The Islamic Republic of Iran has been known for its virulently anti-Israel and often anti-Semitic views, but it appears to be willing to make an exception in order to sell the Iran nuclear deal.

On Thursday, the Iranian Ministry of Culture and Islamic Guidance gave a short-term reporting visa to the Jewish Daily Forward, the paper announced, after a two-year process.

The sudden approval may be an attempt by Iran to influence American public opinion about the Iranian nuclear deal, ahead of what is widely expected to be a stormy debate in Congress.

The White House hopes to garner enough votes to prevent the Republican controlled legislative branch from shooting down the deal.

A "no" vote would not automatically kill the deal, but it would force Obama to issue a veto and rally enough Democratic votes to uphold it.
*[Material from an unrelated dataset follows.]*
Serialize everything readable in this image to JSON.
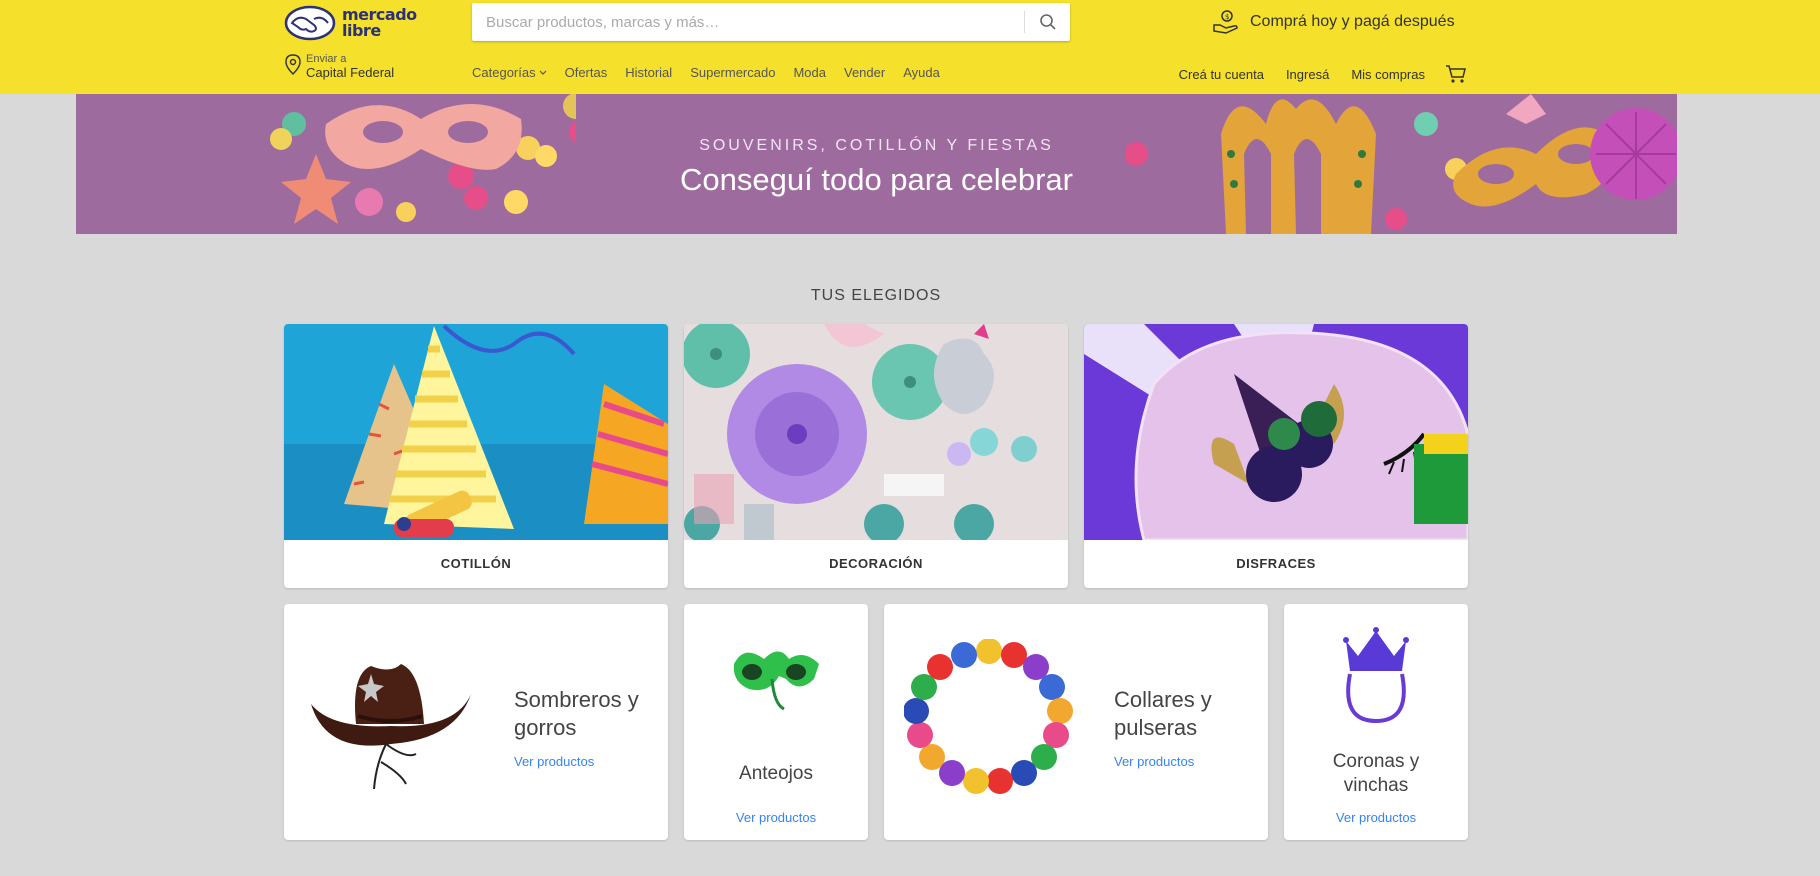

It remains to be seen if opponents to the deal can obtain a 2/3 veto-proof majority.

The state of affairs has prompted a ferocious battle for public opinion, including within the Jewish community.

Groups like right-leaning AIPAC and left-leaning J-Street have engaged in a multi-million-dollar public relations faceoff. At least one group, the American Jewish Committee, has already publicly rejected the Iran deal.

The visa was valid for seven days instead of the typical thirty, the Forward said, and the reporter has since returned to the US.